Overview

Goal: Explain how multilayer perceptron model is trained. Mostly for me to understand the foundation.

Half of the battle is the configurations and notations:

  • Suppose we want to classify 25x25 images and have 10 output labels $(\textbf{y})$. The data for training are labeled and cleaned.
  • There are $m$ instances in the data, 625 features, and 10 labels.
  • The data can be represented as a $m \times 625$ matrix or tabular-type. For simplicity, we will work with each single training example (i.e. some $x_0$). That is, the input layer is a $1 \times 625$. As a convention (I believe), we should transpose this matrix and get the $625 \times 1$ input layer. Then, the output layer is the activations of 10 labels which is a $10 \times 1$ matrix. Output layer notation: $\textbf{a}^{(3)} = [ [a_0^{(3)}], [a_1^{(3)}], \ldots, [a_{9}^{(3)}]]$. To be more general, let $j$ index the output matrix’s elements.
  • Choose 2 hidden layers: the first layer has 5 neurons and uses ReLU as the activation function and the second layer has 8 neurons and uses a softmax function. The number of neurons is arbitrarily selected. Respective layer notations: $\textbf{a}^{(1)} = [[a_0^{(1)}], [a_1^{(1)}], \ldots, [a_4^{(1)}]]$ and $\textbf{a}^{(2)} = [[a_0^{(2)}], [a_1^{(2)}], \ldots, [a_7^{(2)} ]]$. To be more general, let $k$ index the layer (2) matrix’s elements and let $h$ index the layer (1) matrix’s elements.
  • Choose the Mean Squared Error (MSE) loss function. For one single training example $x_i$, $ℒ_i = \sum_{j=0}^{9} (a_j^{(3)} - y_j)^{2}$. Then, the overall loss function for all training examples is $ℒ = \frac{1}{m} \sum_{i=0}^{m-1} \mathscr{L_i}$.
  • Choose the Stochastic Gradient Descent technique for mini-batching and randomization optimization. Iterate through each training example (or randomly selected mini-batches of examples) and compute the gradient of the loss function with respect to the $W$ and $b$ parameters using that example or mini-batch. Update the parameters with the computed gradients and a learning rate. Repeat the process for multiple iterations (epochs) until convergence or a stopping criterion is met.
  • Last but not least: weight and bias parameters. They appear in each of the layers except for input layer.
    • $\textbf{W}^{(1)}$ and $\textbf{b}^{(1)}$ denote the weights and biases of layer (1) in which $\textbf{W}^{(1)}$ is a $5 \times 625$ matrix and $\textbf{b}^{(1)}$ is a $5 \times 1$ matrix.
    • $\textbf{W}^{(2)}$ and $\textbf{b}^{(2)}$ denote the weights and biases of layer (2) in which $\textbf{W}^{(2)}$ is a $8 \times 5$ matrix and $\textbf{b}^{(2)}$ is a $8 \times 1$ matrix.
    • $\textbf{W}^{(3)}$ and $\textbf{b}^{(3)}$ denote the weights and biases of output layer in which $\textbf{W}^{(3)}$ is a $10 \times 8$ matrix and $\textbf{b}^{(3)}$ is a $10 \times 1$ matrix.
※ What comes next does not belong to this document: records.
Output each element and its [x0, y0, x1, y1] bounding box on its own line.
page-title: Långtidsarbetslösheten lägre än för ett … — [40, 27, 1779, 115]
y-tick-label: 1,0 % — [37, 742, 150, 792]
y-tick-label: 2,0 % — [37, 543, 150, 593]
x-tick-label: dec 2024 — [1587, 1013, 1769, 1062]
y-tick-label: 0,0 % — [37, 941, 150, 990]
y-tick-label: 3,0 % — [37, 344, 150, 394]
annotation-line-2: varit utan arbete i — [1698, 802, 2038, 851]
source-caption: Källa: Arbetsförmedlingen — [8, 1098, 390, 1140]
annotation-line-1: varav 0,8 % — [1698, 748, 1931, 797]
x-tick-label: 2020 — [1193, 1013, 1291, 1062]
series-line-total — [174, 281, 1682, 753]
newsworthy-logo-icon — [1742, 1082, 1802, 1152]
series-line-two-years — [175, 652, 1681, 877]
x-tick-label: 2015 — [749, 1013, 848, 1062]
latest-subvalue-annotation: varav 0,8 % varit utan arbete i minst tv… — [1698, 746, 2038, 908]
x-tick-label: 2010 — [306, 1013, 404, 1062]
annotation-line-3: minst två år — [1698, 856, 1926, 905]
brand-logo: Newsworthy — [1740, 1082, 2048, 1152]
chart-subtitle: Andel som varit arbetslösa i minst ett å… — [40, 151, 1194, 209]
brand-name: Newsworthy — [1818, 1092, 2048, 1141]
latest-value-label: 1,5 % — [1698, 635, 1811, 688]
This is my attempt to draw a neural network for one single training example:

Additional notations

  • Weighted sum $z$ or linear combination of weights and activations along with bias, i.e. for layer $i$, $z^{(i)} = W^{(i)} a^{(i-1)} + b^{(i)}$.
  • ReLU and softmax. MLP is inherently a linear model and we apply non-linear activation function.
    • Why? (1) Nonlinear activation functions allow the network to stack layers and build a hierarchy of features. Each layer can learn different levels of abstraction, where higher layers build upon the outputs of lower layers. (2) The Universal Approximation Theorem states that a feedforward neural network with at least one hidden layer and a nonlinear activation function can approximate any continuous function to any desired degree of accuracy, given sufficient neurons in the hidden layer. (3) Nonlinear functions ensure that the gradients are non-zero and propagate through the network layers. This gradient back propagation is critical for learning, as it updates the weights based on the error evaluation.
    • Why ReLU and softmax? Arbitrary for now. I think I need to dig deeper into the comparisons and criteria for choosing. In the softmax, $j$ in the index of the weighted sum $j$ in the vector $\textbf{z}^{(i)}$ of layer $i$, then take this exponentially and divided by the total sum of exponential weighted sum across the $\textbf{z}^{(i)}$ vector, then we get the logit probability. So, softmax is a vector of logit probabilities.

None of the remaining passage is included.